41 Tasting Notes
I have refrained and resisted from rating this tea because its underwhelming reputation has done enough damage to the name “Lipton.” Or has it? This poor excuse for tea relates to hip/hop in the way that it’s useless and serves no real purpose but also never seems to go away. How can a product be so terrible and have such a poor reputation but continue to pervade store shelves? Anyway, when I’m out to a meal and I order tea I always let them know that if they only provide Lipton to just bring me water or coffee. I would rather drink Tetley filtered through a dirty gym sock. Lipton should be free and never sold. Calling it “tea dust” is a compliment.
Anyone who knows me would tell you that I’m a Ceylon black tea fanatic. I found a 250g tin of this at a local World market and figured it to be a good $10 sacrifice because it says PURE CEYLON TEA on the front of the damn thing. I got home, popped it open and was instantly disappointed. I have no doubt that it is indeed pure Ceylon, but it’s soaked in bergamot. It doesn’t say that anywhere on the package, but being a Brit, I should have guessed that if the word “royal” is part of the product that it would be doused in bergamot. Anyway, the tea is magnificent as an Earl Grey, but that’s not why I bought it. The rating here is based on the drink itself and NOT my purchasing experience and my overall disapproval of the product description.
**UPDATE: Impra is sending me a fresh tin of Ceylon black tea. What great customer service!

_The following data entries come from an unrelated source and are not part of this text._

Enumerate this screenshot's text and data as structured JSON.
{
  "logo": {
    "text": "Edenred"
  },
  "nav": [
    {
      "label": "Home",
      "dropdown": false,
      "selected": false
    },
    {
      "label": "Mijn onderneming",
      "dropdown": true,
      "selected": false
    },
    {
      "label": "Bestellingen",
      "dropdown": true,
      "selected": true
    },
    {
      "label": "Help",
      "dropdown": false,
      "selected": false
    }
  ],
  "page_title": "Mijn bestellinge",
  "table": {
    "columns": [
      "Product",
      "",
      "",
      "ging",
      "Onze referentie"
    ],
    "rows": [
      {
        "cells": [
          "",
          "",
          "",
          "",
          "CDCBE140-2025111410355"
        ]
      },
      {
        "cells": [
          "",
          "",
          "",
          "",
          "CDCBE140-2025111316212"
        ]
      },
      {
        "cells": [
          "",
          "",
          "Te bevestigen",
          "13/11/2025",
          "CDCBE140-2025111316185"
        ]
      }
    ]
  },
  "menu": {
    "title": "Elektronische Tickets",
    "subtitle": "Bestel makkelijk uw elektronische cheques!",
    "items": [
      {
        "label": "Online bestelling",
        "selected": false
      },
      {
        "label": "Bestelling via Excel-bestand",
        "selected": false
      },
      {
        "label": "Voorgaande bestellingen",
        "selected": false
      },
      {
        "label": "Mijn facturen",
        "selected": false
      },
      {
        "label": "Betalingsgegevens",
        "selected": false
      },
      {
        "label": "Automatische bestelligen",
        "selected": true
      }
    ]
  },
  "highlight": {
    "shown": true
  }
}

UPDATE: Impra has yet to send the tea as promised. It’s been two months now and I have made up my mind that I will NOT be buying from them again in the future. Ever.
When it comes to bagged Darjeeling, I pick Bigelow everytime. Nevermind that their samples never arrived to me this last Spring. The second flush shipment this year was quite nice. By the way, if you want to make sure to get your selected season of choice, buy directly from Bigelow and avoid second-hand retailers who tend to sit on their inventory. I prefer the maltiness of Ceylon teas most of the time, but an occasional Darjeeling really challenges your preferences.
Ever since seeing the excellent documentary “All In This Tea,” I’ve wanted to try this one and I finally got the chance when a local Chinese friend of mine brought some in to my shoppe for blending. During the aforementioned documentary film, renown tea master Gaetano Kazuo Maida does a public tasting of this specfic tea and describes the experience as “vegetal without being flowery, earthy, seaweed.” Well, he’s got a much more refined palate than I do but I get what he was saying. It’s definitely very, very vegetal and has a slight, natural sweetness to it that is refreshing. I’ve never tasted a tea so clean before. I got three lovely infusions out of the amount that was given and we’re getting together this weekend for more tastings.
I received a sampler from Silk Road yesterday and let me tell you that this earthy varietal is something special. I did three infusions (gaiwan-style baby!) and the third was still just as lovely as the first. Interestingly, it tasted sweeter after the third infusion. If you fancy yourself to have a sharp tea palate, this one should prove to be quite the challenge as it has several levels of taste experience. I’m going to buy a few pounds of this!
Love this Assam/Ceylon blend. Stash did a good job with this tea. If you’re looking for a wake up call or an early morning kick in the junk, this is the tea which can provide. Very deep and malty. I only steep it for two minutes the first infusion and five minutes on the second. The Ceylon character is deeper in the second infusion. Lovely!
This tea was one of three being sold BY THE BAG at a small “Euro” grocer in Sacramento. I paid €0.50 for a cup which the clerk brewed for me. I found it nice that they accept Euro coin as well as US currency. The tea was a little stale and served in a styro cup (ewww) but the flavour was definitely Ceylon. I didn’t buy a box. Evidently, this brand is Finnish. I didn’t ask for details.